The Lexington Division of Emergency Management, along with Kentucky Emergency Management and the National Weather Service are setting November 16 – 22 as Winter Weather Awareness Week in the Commonwealth and encourage Kentuckians to take time out to prepare for cold, winter weather.
“It’s unusual that the cold weather has come this early for this long,” said Pat Dugger, Director of the Division of Emergency Management. “With the forecast calling for some sort of rain, freezing rain or snow event next week, we want people to be aware and get prepared for the challenges that cold and snowy weather can bring.”
The leading cause of death and injuries during winter months is driving and transportation-related accidents. Before winter really gets going, have a mechanic check your car or truck for proper operation, including brakes, battery, exhaust system, windshield wipers, antifreeze and other fluid levels and, of course, tires. Remember to keep your gas tank at least half-full at all times during the winter. When driving in snowy, icy or cold, wet conditions, it’s important to leave enough space between your vehicle and the one in front of you. Stopping distances can increase greatly during bad weather conditions. Put a bag of sand or kitty litter in the trunk so if you do get stuck, the materials spread on the ground can increase traction and get you back on the road.
It’s also a good time to put together a car safety kit just in case you get stranded on the road. It should have blankets or a sleeping bag, a flashlight, jumper cables, extra clothing including hats and gloves, flares or safety markers, a shovel, non-perishable food and bottled water, cell phone charger and an extra ice scraper or snow brush.
Winter weather can bring occasional power outages to homes and businesses. It’s important to check your home emergency kit for working flashlights and a battery-powered radio. Save your utility provider’s emergency phone number into your cell phone so you can call in and report the outage or download the smartphone app that allows you to report an outage via messaging service. Let faucets drip to keep pipes from freezing.

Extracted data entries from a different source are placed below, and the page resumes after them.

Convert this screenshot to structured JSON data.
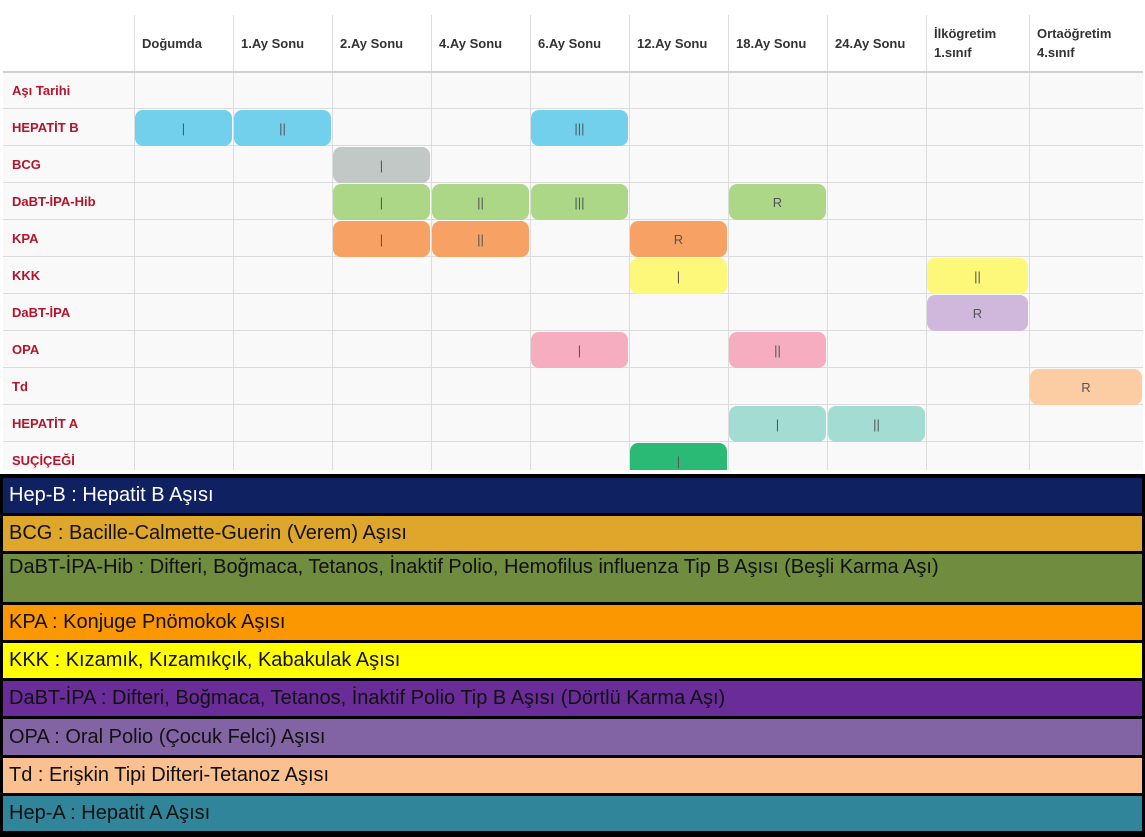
{
  "header": {
    "empty": "",
    "columns": [
      "Doğumda",
      "1.Ay Sonu",
      "2.Ay Sonu",
      "4.Ay Sonu",
      "6.Ay Sonu",
      "12.Ay Sonu",
      "18.Ay Sonu",
      "24.Ay Sonu",
      "İlkögretim 1.sınıf",
      "Ortaöğretim 4.sınıf"
    ]
  },
  "rows": [
    {
      "label": "Aşı Tarihi",
      "doses": []
    },
    {
      "label": "HEPATİT B",
      "doses": [
        {
          "col": 0,
          "text": "|",
          "color": "#72d0ed"
        },
        {
          "col": 1,
          "text": "||",
          "color": "#72d0ed"
        },
        {
          "col": 4,
          "text": "|||",
          "color": "#72d0ed"
        }
      ]
    },
    {
      "label": "BCG",
      "doses": [
        {
          "col": 2,
          "text": "|",
          "color": "#c1c8c5"
        }
      ]
    },
    {
      "label": "DaBT-İPA-Hib",
      "doses": [
        {
          "col": 2,
          "text": "|",
          "color": "#abd786"
        },
        {
          "col": 3,
          "text": "||",
          "color": "#abd786"
        },
        {
          "col": 4,
          "text": "|||",
          "color": "#abd786"
        },
        {
          "col": 6,
          "text": "R",
          "color": "#abd786"
        }
      ]
    },
    {
      "label": "KPA",
      "doses": [
        {
          "col": 2,
          "text": "|",
          "color": "#f7a264"
        },
        {
          "col": 3,
          "text": "||",
          "color": "#f7a264"
        },
        {
          "col": 5,
          "text": "R",
          "color": "#f7a264"
        }
      ]
    },
    {
      "label": "KKK",
      "doses": [
        {
          "col": 5,
          "text": "|",
          "color": "#fdf879"
        },
        {
          "col": 8,
          "text": "||",
          "color": "#fdf879"
        }
      ]
    },
    {
      "label": "DaBT-İPA",
      "doses": [
        {
          "col": 8,
          "text": "R",
          "color": "#d0b7dc"
        }
      ]
    },
    {
      "label": "OPA",
      "doses": [
        {
          "col": 4,
          "text": "|",
          "color": "#f7adc0"
        },
        {
          "col": 6,
          "text": "||",
          "color": "#f7adc0"
        }
      ]
    },
    {
      "label": "Td",
      "doses": [
        {
          "col": 9,
          "text": "R",
          "color": "#fccda2"
        }
      ]
    },
    {
      "label": "HEPATİT A",
      "doses": [
        {
          "col": 6,
          "text": "|",
          "color": "#a3dcd3"
        },
        {
          "col": 7,
          "text": "||",
          "color": "#a3dcd3"
        }
      ]
    },
    {
      "label": "SUÇİÇEĞİ",
      "doses": [
        {
          "col": 5,
          "text": "|",
          "color": "#2bba75"
        }
      ]
    }
  ],
  "legend": [
    {
      "text": "Hep-B : Hepatit B Aşısı",
      "color": "#0f2160",
      "text_color": "#ffffff"
    },
    {
      "text": "BCG : Bacille-Calmette-Guerin (Verem) Aşısı",
      "color": "#dea62a",
      "text_color": "#111111"
    },
    {
      "text": "DaBT-İPA-Hib : Difteri, Boğmaca, Tetanos, İnaktif Polio, Hemofilus influenza Tip B Aşısı (Beşli Karma Aşı)",
      "color": "#6f8c3f",
      "text_color": "#111111"
    },
    {
      "text": "KPA : Konjuge Pnömokok Aşısı",
      "color": "#fb9700",
      "text_color": "#111111"
    },
    {
      "text": "KKK : Kızamık, Kızamıkçık, Kabakulak Aşısı",
      "color": "#ffff00",
      "text_color": "#111111"
    },
    {
      "text": "DaBT-İPA : Difteri, Boğmaca, Tetanos, İnaktif Polio Tip B Aşısı (Dörtlü Karma Aşı)",
      "color": "#6a2c99",
      "text_color": "#111111"
    },
    {
      "text": "OPA : Oral Polio (Çocuk Felci) Aşısı",
      "color": "#8264a4",
      "text_color": "#111111"
    },
    {
      "text": "Td : Erişkin Tipi Difteri-Tetanoz Aşısı",
      "color": "#fac08f",
      "text_color": "#111111"
    },
    {
      "text": "Hep-A : Hepatit A Aşısı",
      "color": "#30859a",
      "text_color": "#111111"
    }
  ]
}
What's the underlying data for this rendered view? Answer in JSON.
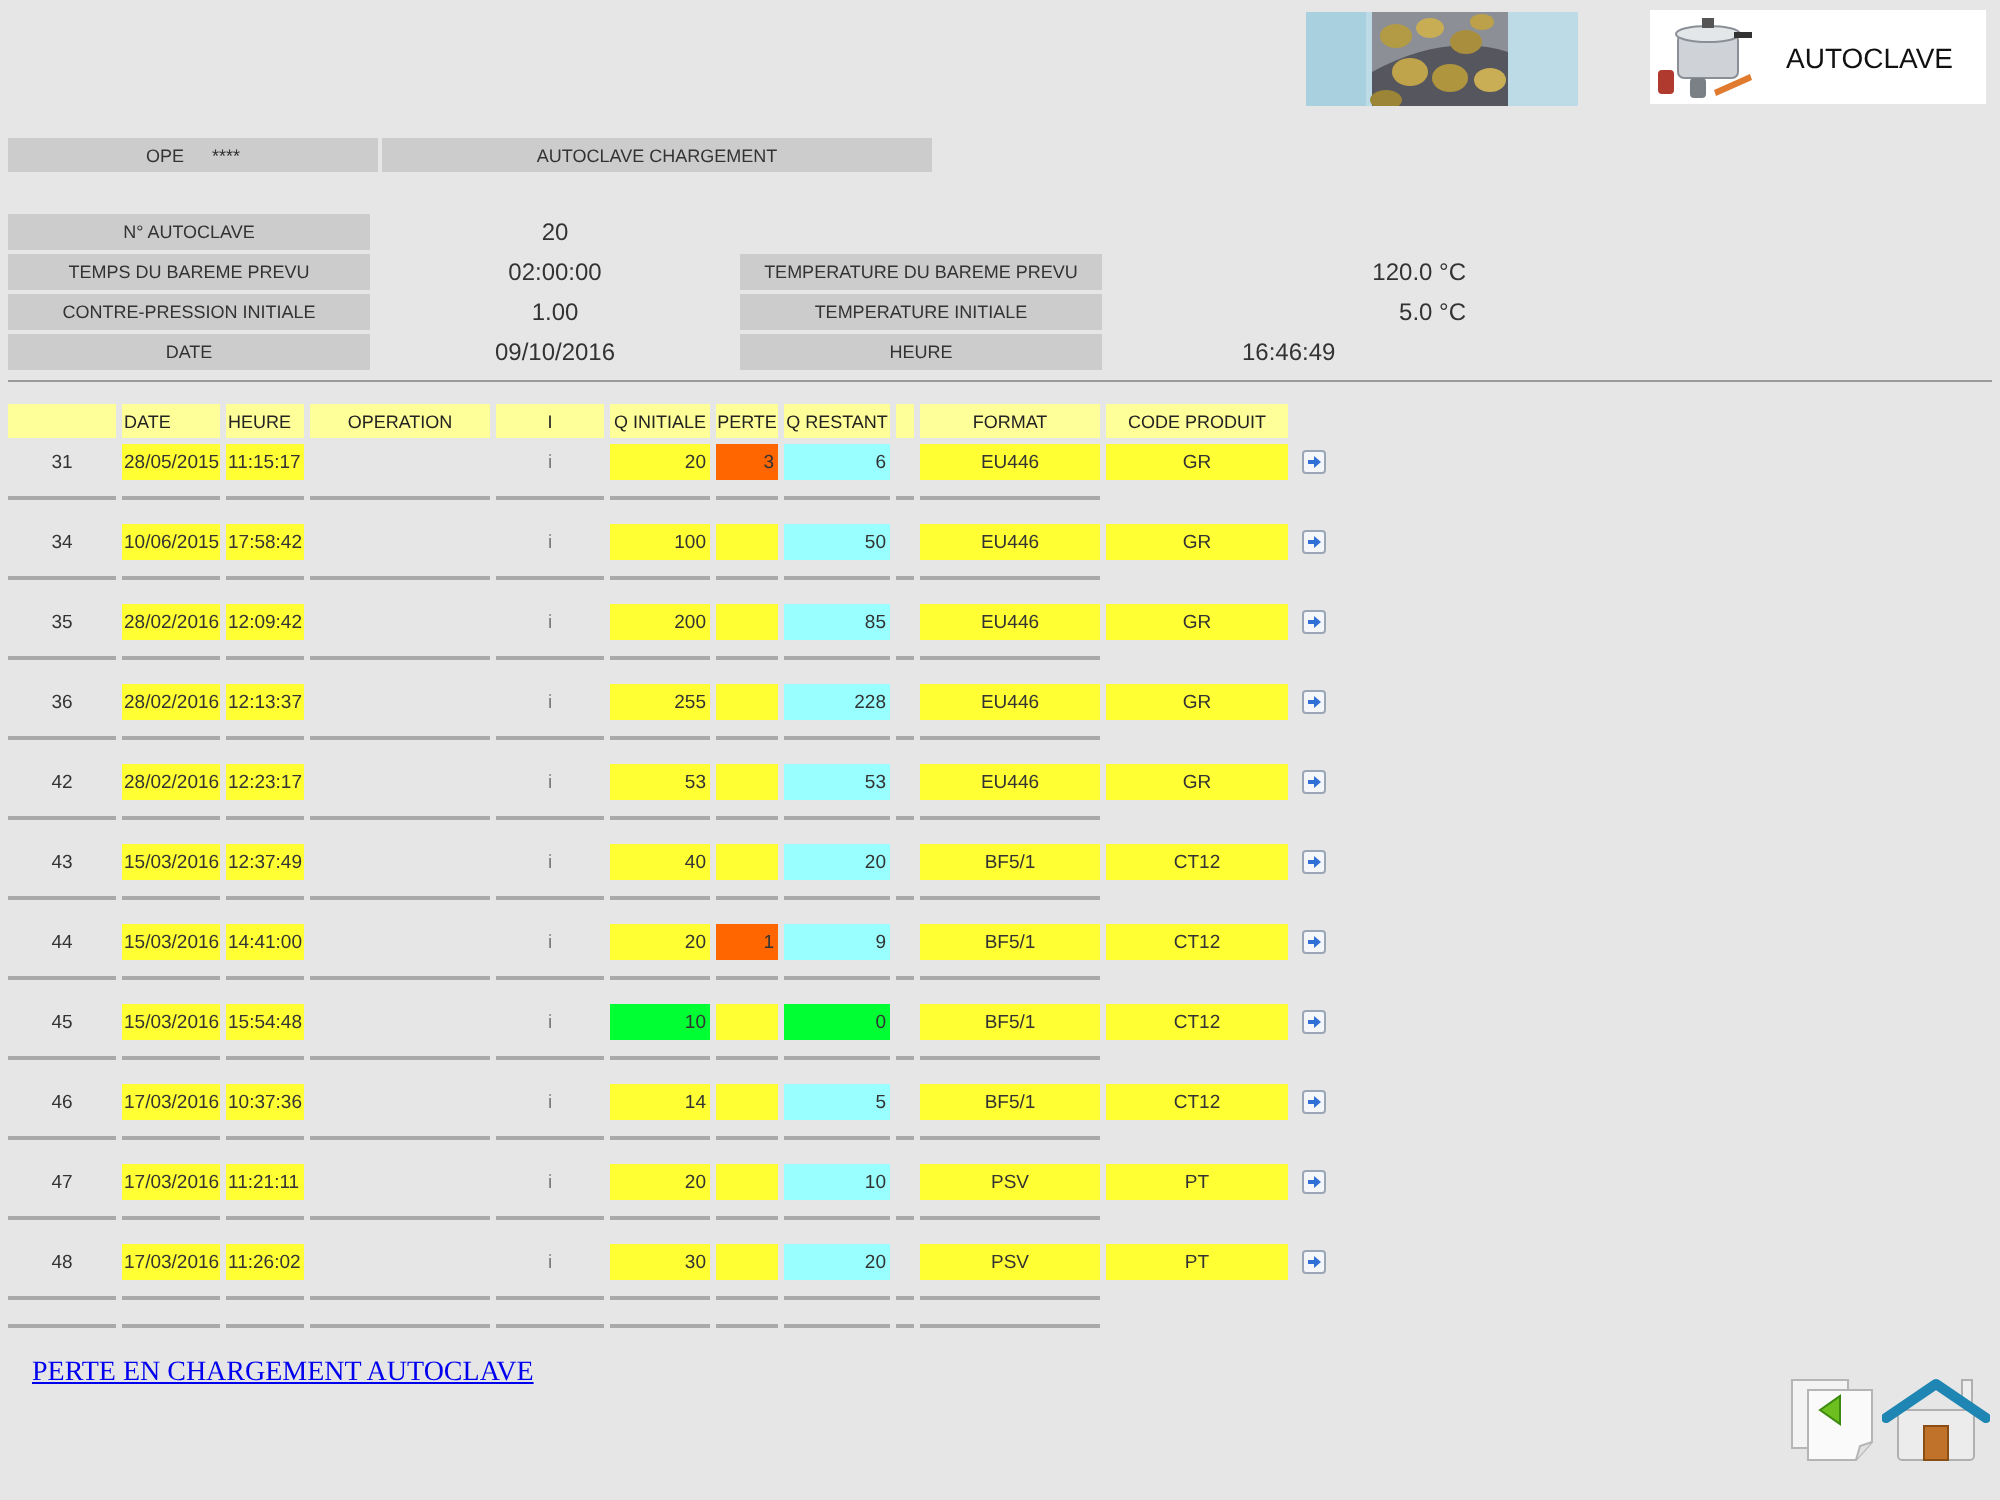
{
  "banner": {
    "title": "AUTOCLAVE"
  },
  "operator_bar": {
    "label": "OPE",
    "value": "****",
    "title": "AUTOCLAVE CHARGEMENT"
  },
  "details": [
    {
      "left": {
        "label": "N° AUTOCLAVE",
        "value": "20"
      }
    },
    {
      "left": {
        "label": "TEMPS DU BAREME PREVU",
        "value": "02:00:00"
      },
      "right": {
        "label": "TEMPERATURE DU BAREME PREVU",
        "value": "120.0 °C"
      }
    },
    {
      "left": {
        "label": "CONTRE-PRESSION INITIALE",
        "value": "1.00"
      },
      "right": {
        "label": "TEMPERATURE INITIALE",
        "value": "5.0 °C"
      }
    },
    {
      "left": {
        "label": "DATE",
        "value": "09/10/2016"
      },
      "right": {
        "label": "HEURE",
        "value": "16:46:49",
        "kind": "time"
      }
    }
  ],
  "table": {
    "columns": [
      {
        "kind": "blank"
      },
      {
        "kind": "label",
        "label": "DATE"
      },
      {
        "kind": "label",
        "label": "HEURE"
      },
      {
        "kind": "label",
        "label": "OPERATION"
      },
      {
        "kind": "label",
        "label": "I"
      },
      {
        "kind": "label",
        "label": "Q INITIALE"
      },
      {
        "kind": "label",
        "label": "PERTE"
      },
      {
        "kind": "label",
        "label": "Q RESTANT"
      },
      {
        "kind": "blank"
      },
      {
        "kind": "label",
        "label": "FORMAT"
      },
      {
        "kind": "label",
        "label": "CODE PRODUIT"
      }
    ],
    "rows": [
      {
        "number": "31",
        "date": "28/05/2015",
        "time": "11:15:17",
        "info": "i",
        "q_initiale": {
          "text": "20",
          "color": "#ffff33"
        },
        "perte": {
          "text": "3",
          "color": "#ff6600"
        },
        "q_restant": {
          "text": "6",
          "color": "#99ffff"
        },
        "format": "EU446",
        "code_produit": "GR"
      },
      {
        "number": "34",
        "date": "10/06/2015",
        "time": "17:58:42",
        "info": "i",
        "q_initiale": {
          "text": "100",
          "color": "#ffff33"
        },
        "perte": {
          "color": "#ffff33"
        },
        "q_restant": {
          "text": "50",
          "color": "#99ffff"
        },
        "format": "EU446",
        "code_produit": "GR"
      },
      {
        "number": "35",
        "date": "28/02/2016",
        "time": "12:09:42",
        "info": "i",
        "q_initiale": {
          "text": "200",
          "color": "#ffff33"
        },
        "perte": {
          "color": "#ffff33"
        },
        "q_restant": {
          "text": "85",
          "color": "#99ffff"
        },
        "format": "EU446",
        "code_produit": "GR"
      },
      {
        "number": "36",
        "date": "28/02/2016",
        "time": "12:13:37",
        "info": "i",
        "q_initiale": {
          "text": "255",
          "color": "#ffff33"
        },
        "perte": {
          "color": "#ffff33"
        },
        "q_restant": {
          "text": "228",
          "color": "#99ffff"
        },
        "format": "EU446",
        "code_produit": "GR"
      },
      {
        "number": "42",
        "date": "28/02/2016",
        "time": "12:23:17",
        "info": "i",
        "q_initiale": {
          "text": "53",
          "color": "#ffff33"
        },
        "perte": {
          "color": "#ffff33"
        },
        "q_restant": {
          "text": "53",
          "color": "#99ffff"
        },
        "format": "EU446",
        "code_produit": "GR"
      },
      {
        "number": "43",
        "date": "15/03/2016",
        "time": "12:37:49",
        "info": "i",
        "q_initiale": {
          "text": "40",
          "color": "#ffff33"
        },
        "perte": {
          "color": "#ffff33"
        },
        "q_restant": {
          "text": "20",
          "color": "#99ffff"
        },
        "format": "BF5/1",
        "code_produit": "CT12"
      },
      {
        "number": "44",
        "date": "15/03/2016",
        "time": "14:41:00",
        "info": "i",
        "q_initiale": {
          "text": "20",
          "color": "#ffff33"
        },
        "perte": {
          "text": "1",
          "color": "#ff6600"
        },
        "q_restant": {
          "text": "9",
          "color": "#99ffff"
        },
        "format": "BF5/1",
        "code_produit": "CT12"
      },
      {
        "number": "45",
        "date": "15/03/2016",
        "time": "15:54:48",
        "info": "i",
        "q_initiale": {
          "text": "10",
          "color": "#00ff33"
        },
        "perte": {
          "color": "#ffff33"
        },
        "q_restant": {
          "text": "0",
          "color": "#00ff33"
        },
        "format": "BF5/1",
        "code_produit": "CT12"
      },
      {
        "number": "46",
        "date": "17/03/2016",
        "time": "10:37:36",
        "info": "i",
        "q_initiale": {
          "text": "14",
          "color": "#ffff33"
        },
        "perte": {
          "color": "#ffff33"
        },
        "q_restant": {
          "text": "5",
          "color": "#99ffff"
        },
        "format": "BF5/1",
        "code_produit": "CT12"
      },
      {
        "number": "47",
        "date": "17/03/2016",
        "time": "11:21:11",
        "info": "i",
        "q_initiale": {
          "text": "20",
          "color": "#ffff33"
        },
        "perte": {
          "color": "#ffff33"
        },
        "q_restant": {
          "text": "10",
          "color": "#99ffff"
        },
        "format": "PSV",
        "code_produit": "PT"
      },
      {
        "number": "48",
        "date": "17/03/2016",
        "time": "11:26:02",
        "info": "i",
        "q_initiale": {
          "text": "30",
          "color": "#ffff33"
        },
        "perte": {
          "color": "#ffff33"
        },
        "q_restant": {
          "text": "20",
          "color": "#99ffff"
        },
        "format": "PSV",
        "code_produit": "PT"
      }
    ]
  },
  "footer": {
    "link": "PERTE EN CHARGEMENT AUTOCLAVE"
  }
}
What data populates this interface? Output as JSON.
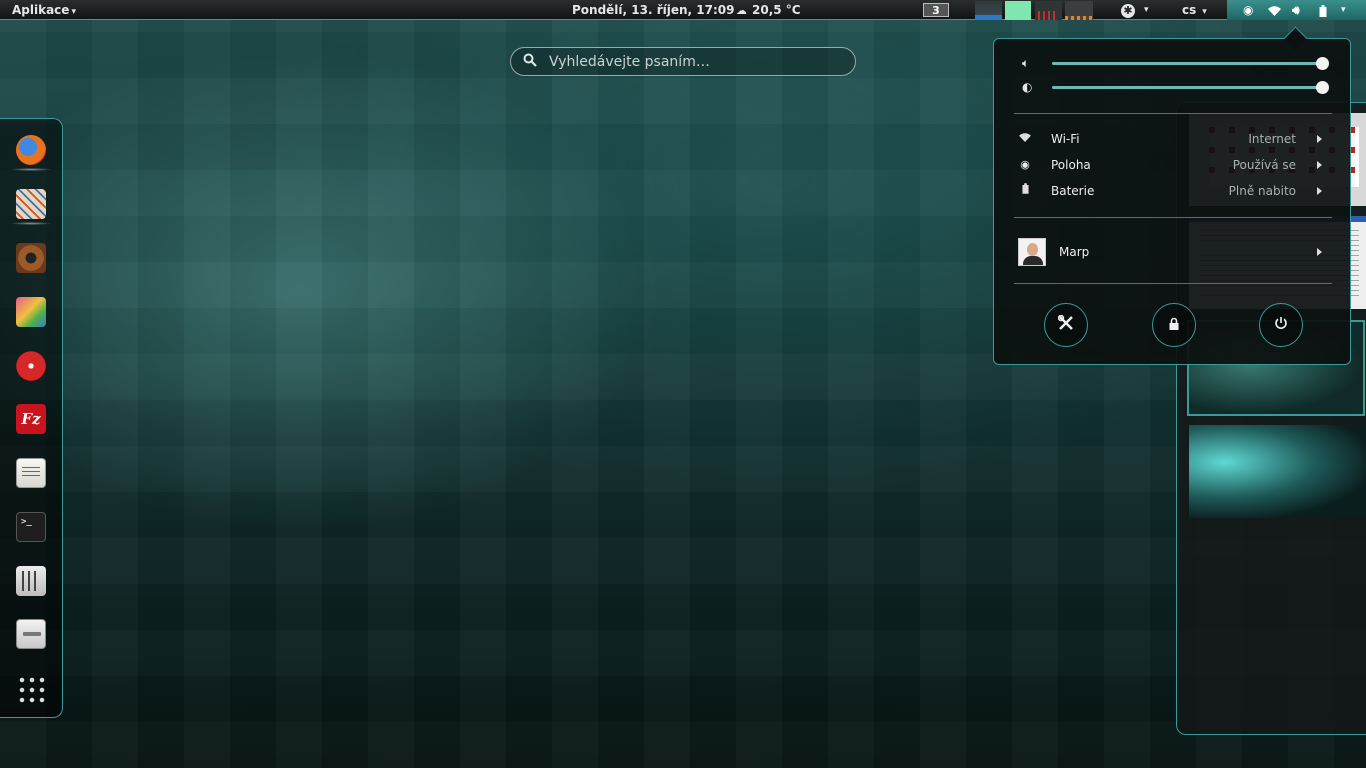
{
  "top_panel": {
    "apps_label": "Aplikace",
    "clock": "Pondělí, 13. říjen, 17:09",
    "weather": "20,5 °C",
    "workspace_number": "3",
    "language": "cs"
  },
  "search": {
    "placeholder": "Vyhledávejte psaním…"
  },
  "dash": {
    "apps": [
      "firefox",
      "mail",
      "rhythmbox",
      "gimp",
      "brasero",
      "filezilla",
      "text-editor",
      "terminal",
      "mixer",
      "files"
    ],
    "filezilla_glyph": "Fz",
    "terminal_glyph": ">_"
  },
  "system_menu": {
    "volume_level": 1.0,
    "brightness_level": 1.0,
    "rows": [
      {
        "label": "Wi-Fi",
        "status": "Internet",
        "icon": "wifi-icon"
      },
      {
        "label": "Poloha",
        "status": "Používá se",
        "icon": "location-icon"
      },
      {
        "label": "Baterie",
        "status": "Plně nabito",
        "icon": "battery-icon"
      }
    ],
    "user": {
      "name": "Marp"
    },
    "buttons": [
      "settings-icon",
      "lock-icon",
      "power-icon"
    ]
  },
  "colors": {
    "accent": "#3a9a98",
    "panel": "#111414"
  }
}
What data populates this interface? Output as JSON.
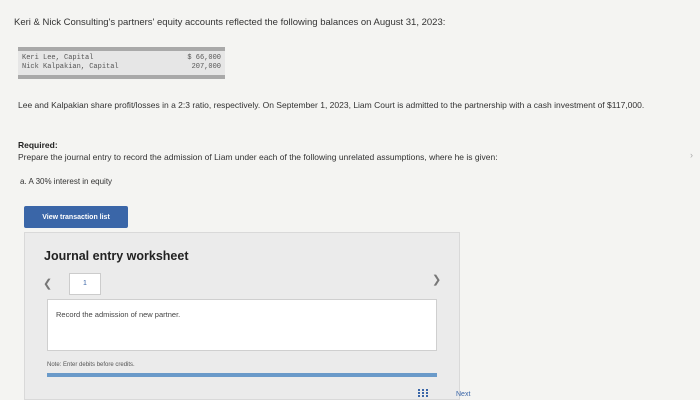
{
  "intro": "Keri & Nick Consulting's partners' equity accounts reflected the following balances on August 31, 2023:",
  "balances": [
    {
      "name": "Keri Lee, Capital",
      "amount": "$ 66,000"
    },
    {
      "name": "Nick Kalpakian, Capital",
      "amount": "207,000"
    }
  ],
  "paragraph": "Lee and Kalpakian share profit/losses in a 2:3 ratio, respectively. On September 1, 2023, Liam Court is admitted to the partnership with a cash investment of $117,000.",
  "required": {
    "heading": "Required:",
    "text": "Prepare the journal entry to record the admission of Liam under each of the following unrelated assumptions, where he is given:",
    "part_a": "a. A 30% interest in equity"
  },
  "buttons": {
    "view_transactions": "View transaction list"
  },
  "worksheet": {
    "title": "Journal entry worksheet",
    "page": "1",
    "entry_label": "Record the admission of new partner.",
    "note": "Note: Enter debits before credits.",
    "next_label": "Next"
  },
  "icons": {
    "prev": "chevron-left-icon",
    "next": "chevron-right-icon",
    "grid": "grid-icon"
  },
  "colors": {
    "accent": "#3a66a8",
    "bar": "#6a9ac9"
  }
}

If the power is out for an extended period of time, be sure to only use safe auxiliary heating devices inside your home. Never bring a charcoal grill or other outdoor heater into a house. The toxic fumes from these devices can kill. The same advice goes for home electric generators. They should always be left outdoors and connected with heavy duty cords to the proper equipment.
The best way to stay ahead of dangerous or threatening winter weather is to have a NOAA All-Hazards Weather Radio. The new models will only sound an alert for severe weather watches, warnings and advisories in one area or county. Most can operate from battery-power for days, so even if there’s a power outage, you’ll have the latest weather information at hand.
It’s important to know the difference between the types of warnings, watches and advisories that can be issued during the winter months. A winter storm watch means that significant winter weather (i.e., heavy snow, heavy sleet, significant freezing rain, or a combination of events) is expected, but not imminent, for the watch area; this typically provides 12 to 36 hours notice of the possibility of severe winter weather. A winter storm warning means that significant winter storm or hazardous winter weather is occurring, imminent, or likely, and is a threat to life and property. A blizzard warning means that winds that are at least 35 mph or greater, blowing snow that will frequently reduce visibility to 1/4 mile or less for at least three hours, and dangerous wind chills are expected in the warning area.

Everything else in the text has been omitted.